Autodesk Shifts Headquarters To San Francisco
The software company was already on a mission to consolidate office space as hybrid work takes hold in the face of the still-evolving COVID-19 pandemic. Now, hundreds of employees at the firm’s headquarters will move from San Rafael to San Francisco.
Software company Autodesk will move nearly 600 employees from one part of the San Francisco Bay Area to another as part of the consolidation of its headquarters in the face of the pandemic.
The maker of software for architecture, engineering, construction, manufacturing, media, education, and entertainment industries said that it will shift 578 employees from San Rafael to San Francisco’s One Market Street, according to a spokesperson for the firm and a state regulatory filing this week. The headquarters move was first announced in May.
An Autodesk spokeswoman said the move “was as a result of Autodesk reassessing how we’re using our existing office spaces to support the evolving needs of our team and business.”
The spokeswoman confirmed that Autodesk’s San Rafael office will close in October. “Upon closure, the space will be available for sublease, and all 578 impacted employees will be reassigned to our San Francisco office, which is now our new corporate headquarters,” she said.
In a U.S. Securities and Exchange Commission filing this past March, the company said it leased about 1.8 million square feet of office space in 101 locations in the U.S. and internationally.
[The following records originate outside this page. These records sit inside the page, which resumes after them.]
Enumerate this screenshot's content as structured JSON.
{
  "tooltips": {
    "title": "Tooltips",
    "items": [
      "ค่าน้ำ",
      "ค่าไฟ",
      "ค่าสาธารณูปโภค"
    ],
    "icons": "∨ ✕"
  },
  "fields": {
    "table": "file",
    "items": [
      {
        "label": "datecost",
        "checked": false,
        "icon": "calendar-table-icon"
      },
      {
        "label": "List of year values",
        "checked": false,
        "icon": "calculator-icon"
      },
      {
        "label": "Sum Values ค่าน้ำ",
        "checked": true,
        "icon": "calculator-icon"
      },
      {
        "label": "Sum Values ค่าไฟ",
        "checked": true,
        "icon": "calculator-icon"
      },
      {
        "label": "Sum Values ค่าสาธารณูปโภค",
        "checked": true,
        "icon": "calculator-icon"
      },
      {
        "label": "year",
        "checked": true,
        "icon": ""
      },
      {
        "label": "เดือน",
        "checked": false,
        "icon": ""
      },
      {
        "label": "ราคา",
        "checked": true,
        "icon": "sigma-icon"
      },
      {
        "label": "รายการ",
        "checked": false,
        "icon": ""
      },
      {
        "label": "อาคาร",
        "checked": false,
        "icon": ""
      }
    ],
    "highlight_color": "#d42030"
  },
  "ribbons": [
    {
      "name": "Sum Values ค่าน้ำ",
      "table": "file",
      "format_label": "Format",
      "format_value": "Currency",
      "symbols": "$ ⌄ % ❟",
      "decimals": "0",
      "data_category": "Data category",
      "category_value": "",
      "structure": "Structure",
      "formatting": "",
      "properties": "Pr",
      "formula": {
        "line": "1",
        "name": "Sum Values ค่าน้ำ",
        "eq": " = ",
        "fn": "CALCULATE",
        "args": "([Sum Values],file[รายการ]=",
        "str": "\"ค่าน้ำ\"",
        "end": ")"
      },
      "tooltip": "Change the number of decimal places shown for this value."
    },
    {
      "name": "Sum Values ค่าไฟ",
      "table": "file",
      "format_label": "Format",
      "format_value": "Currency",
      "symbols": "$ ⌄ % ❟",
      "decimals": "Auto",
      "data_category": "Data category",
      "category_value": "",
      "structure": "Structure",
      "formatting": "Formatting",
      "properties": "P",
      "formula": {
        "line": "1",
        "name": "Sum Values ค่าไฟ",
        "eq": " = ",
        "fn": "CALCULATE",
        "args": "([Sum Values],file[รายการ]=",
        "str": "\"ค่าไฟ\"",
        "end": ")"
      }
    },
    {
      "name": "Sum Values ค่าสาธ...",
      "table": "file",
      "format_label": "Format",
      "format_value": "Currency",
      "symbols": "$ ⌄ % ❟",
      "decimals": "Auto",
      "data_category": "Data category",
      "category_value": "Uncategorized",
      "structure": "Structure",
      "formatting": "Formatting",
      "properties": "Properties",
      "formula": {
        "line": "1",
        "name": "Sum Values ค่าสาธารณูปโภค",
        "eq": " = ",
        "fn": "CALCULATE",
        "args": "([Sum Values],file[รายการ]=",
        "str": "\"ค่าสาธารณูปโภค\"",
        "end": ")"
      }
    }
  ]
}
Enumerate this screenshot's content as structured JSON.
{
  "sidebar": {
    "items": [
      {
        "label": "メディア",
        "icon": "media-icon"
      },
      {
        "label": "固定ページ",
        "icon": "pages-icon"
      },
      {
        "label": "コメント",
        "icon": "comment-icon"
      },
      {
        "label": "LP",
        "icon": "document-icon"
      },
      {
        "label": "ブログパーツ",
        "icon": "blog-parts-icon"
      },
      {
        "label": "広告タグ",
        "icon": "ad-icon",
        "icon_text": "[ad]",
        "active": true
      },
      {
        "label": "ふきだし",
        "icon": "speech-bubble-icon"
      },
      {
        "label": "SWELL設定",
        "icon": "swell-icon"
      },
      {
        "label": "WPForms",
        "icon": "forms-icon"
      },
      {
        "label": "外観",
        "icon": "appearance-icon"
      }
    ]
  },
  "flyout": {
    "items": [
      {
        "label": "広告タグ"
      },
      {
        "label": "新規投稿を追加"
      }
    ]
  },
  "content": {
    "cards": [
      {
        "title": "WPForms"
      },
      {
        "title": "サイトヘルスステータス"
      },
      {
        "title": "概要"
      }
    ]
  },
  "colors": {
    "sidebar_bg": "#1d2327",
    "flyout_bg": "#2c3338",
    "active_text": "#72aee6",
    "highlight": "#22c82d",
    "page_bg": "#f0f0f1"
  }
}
The San Rafael headquarters consist of approximately 116,000 square feet under leases that expire in December 2024, according to the filing.
The company’s San Francisco office space consist of 284,000 square feet under leases that have expiration dates ranging from December 2022 to June 2026, Autodesk reported.
Autdesk said at the time that the COVID-19 pandemic “has spurred changes in the way we work as we move to a more hybrid workforce resulting in an evaluation of our office space needs. Accordingly, we are reducing the square footage of our facilities portfolio by approximately 20 percent worldwide and incurred impairments to assets associated with our operating leases for real estate in the fiscal year ended January 31, 2022, and expect to incur impairments over the next several quarters.”